La sirène d'un remorqueur sous le Pont-Neuf, le tremblement des réverbères qu'on éteint, les cigarettes qui rougeoient entre chien et loup, à cette heure incertaine où ceux qui vivent à contretemps, ceux dont c'est l'ivresse, vont s'écrouler quelques heures. Robert est de ceux-là. Pour lui, la vie ne saurait se limiter au jour. Il y a trop à faire, tant de musiciens à écouter, de vins à boire et d'amis à saluer! Il dort le moins possible et des cernes profonds ombrent son drôle de regard myope. Sans ses lunettes, tout devient flou. Pourtant il les préfère sans carreaux, ses yeux toujours en voyage entre ce monde et d'autres. D'autant qu'il doit sans cesse en nettoyer les verres embués avec la pochette de soie qu'il assortit à ses cravates.
Il a emporté l'essence de Cuba avec lui : une collection de souvenirs et de disques, et surtout Alejo Carpentier. Dans ce voyage qui l'a enchanté, le plus beau est sans doute qu'ils se soient trouvés. Il l'a rencontré dès son arrivée à La Havane. En descendant du grand paquebot Espagne qui transportait la délégation des écrivains invités au congrès de la presse latine, un attroupement de journalistes attendait "le poète surréaliste". S'écartant du groupe, un jeune homme au teint halé, en costume immaculé, lui a tendu la main avec un franc sourire :
- Alejo Carpentier, écrivain et musicologue. Je serai votre guide pendant votre séjour. Mon père est d'origine française, ma mère russe, j'aime votre langue et je rêve de découvrir Paris !
- Robert Desnos, a répondu Robert en lui rendant son sourire, poète et bon vivant, membre de la racaille surréaliste, comme nous appellent les vieilles barbes.

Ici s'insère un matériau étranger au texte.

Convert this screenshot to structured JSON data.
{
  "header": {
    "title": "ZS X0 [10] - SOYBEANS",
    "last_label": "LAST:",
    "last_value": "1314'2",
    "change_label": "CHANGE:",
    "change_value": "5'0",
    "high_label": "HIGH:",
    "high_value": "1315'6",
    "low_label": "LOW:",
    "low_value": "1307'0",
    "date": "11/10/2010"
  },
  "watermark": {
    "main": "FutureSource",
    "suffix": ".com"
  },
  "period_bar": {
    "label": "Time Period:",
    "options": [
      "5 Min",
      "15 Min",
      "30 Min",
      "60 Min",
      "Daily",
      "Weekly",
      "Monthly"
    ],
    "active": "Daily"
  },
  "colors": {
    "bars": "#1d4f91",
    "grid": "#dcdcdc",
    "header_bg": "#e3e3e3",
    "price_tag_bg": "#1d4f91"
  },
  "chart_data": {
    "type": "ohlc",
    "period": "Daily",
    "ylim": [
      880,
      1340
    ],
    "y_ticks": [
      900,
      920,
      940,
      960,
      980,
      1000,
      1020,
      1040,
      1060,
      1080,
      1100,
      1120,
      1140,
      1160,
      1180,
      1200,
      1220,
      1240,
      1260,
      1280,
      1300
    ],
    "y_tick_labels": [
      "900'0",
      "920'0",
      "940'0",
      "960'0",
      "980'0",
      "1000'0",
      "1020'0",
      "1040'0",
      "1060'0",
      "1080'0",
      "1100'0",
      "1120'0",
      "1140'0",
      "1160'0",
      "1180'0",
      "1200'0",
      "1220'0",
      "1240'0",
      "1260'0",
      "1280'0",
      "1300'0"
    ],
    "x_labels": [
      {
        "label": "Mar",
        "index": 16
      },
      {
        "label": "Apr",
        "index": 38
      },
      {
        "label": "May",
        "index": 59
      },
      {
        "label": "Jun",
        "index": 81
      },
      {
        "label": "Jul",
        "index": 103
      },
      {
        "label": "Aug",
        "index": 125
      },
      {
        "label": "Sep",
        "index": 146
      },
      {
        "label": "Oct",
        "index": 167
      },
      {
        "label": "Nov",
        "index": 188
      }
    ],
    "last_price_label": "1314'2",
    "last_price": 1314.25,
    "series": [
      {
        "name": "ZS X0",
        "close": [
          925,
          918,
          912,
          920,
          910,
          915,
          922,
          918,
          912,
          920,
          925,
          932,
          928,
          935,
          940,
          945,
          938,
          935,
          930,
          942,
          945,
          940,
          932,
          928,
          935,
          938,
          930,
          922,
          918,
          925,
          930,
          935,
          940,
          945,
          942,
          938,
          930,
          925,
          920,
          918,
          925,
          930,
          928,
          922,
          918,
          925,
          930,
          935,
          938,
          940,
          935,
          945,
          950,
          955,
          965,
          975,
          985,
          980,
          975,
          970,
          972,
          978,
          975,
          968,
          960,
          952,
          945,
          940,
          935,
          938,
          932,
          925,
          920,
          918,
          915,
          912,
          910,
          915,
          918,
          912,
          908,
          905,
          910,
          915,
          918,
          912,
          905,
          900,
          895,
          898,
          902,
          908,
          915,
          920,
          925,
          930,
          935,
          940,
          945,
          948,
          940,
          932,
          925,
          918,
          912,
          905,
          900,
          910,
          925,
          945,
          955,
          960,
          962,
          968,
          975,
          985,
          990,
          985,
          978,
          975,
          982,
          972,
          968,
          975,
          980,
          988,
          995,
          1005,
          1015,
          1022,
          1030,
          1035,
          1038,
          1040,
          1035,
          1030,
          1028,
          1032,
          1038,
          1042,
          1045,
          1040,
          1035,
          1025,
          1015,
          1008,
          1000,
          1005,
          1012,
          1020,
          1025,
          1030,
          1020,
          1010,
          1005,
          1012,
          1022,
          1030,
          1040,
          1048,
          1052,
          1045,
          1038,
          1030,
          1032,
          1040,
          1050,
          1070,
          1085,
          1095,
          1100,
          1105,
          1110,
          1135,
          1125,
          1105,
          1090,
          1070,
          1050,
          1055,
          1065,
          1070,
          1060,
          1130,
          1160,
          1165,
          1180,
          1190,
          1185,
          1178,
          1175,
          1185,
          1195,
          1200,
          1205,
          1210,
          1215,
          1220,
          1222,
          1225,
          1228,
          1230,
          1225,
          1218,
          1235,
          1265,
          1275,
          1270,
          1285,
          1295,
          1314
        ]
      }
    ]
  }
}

Le rire d'Alejo a scellé le départ d'une amitié flamboyante. Ils ne se sont plus quittés. Après quelques verres, le jeune homme lui a proposé de lui faire visiter le vrai Cuba derrière les soirées de gala et les façades en trompe -l’œil. Robert ne s'est pas fait prier pour se dérober à l'agenda mondain de la délégation française. Ensemble, ils ont arpenté les quartiers populaires au petit jour, passé des nuits à regarder les danseurs de son ployer leurs corps souples et sensuels, tandis que les passantes leur lançaient des oeillades rieuses et qu'un orchestre les berçait. Il n'oubliera pas ce petit village que les gens de là-bas appellent La Playa. Le rhum blanc, les comptoirs éclairés de bougies. Une nuit; deux formations se sont affrontées devant la plage, les musiciens mêlaient leur sueur et leur fièvre et la mer respirait dans l'ombre.
Cuba lui est entré dans le corps à la manière d'un alcool fort. Il sent que ce pays âpre et langoureux, où l'on danse comme on fait l'amour, l'a changé. Son besoin d'indépendance y a été fouetté. Il n'a plus envie d'endurer, d'attendre, de se plier à la volonté des autres. Il rentre plus entier et plus indocile.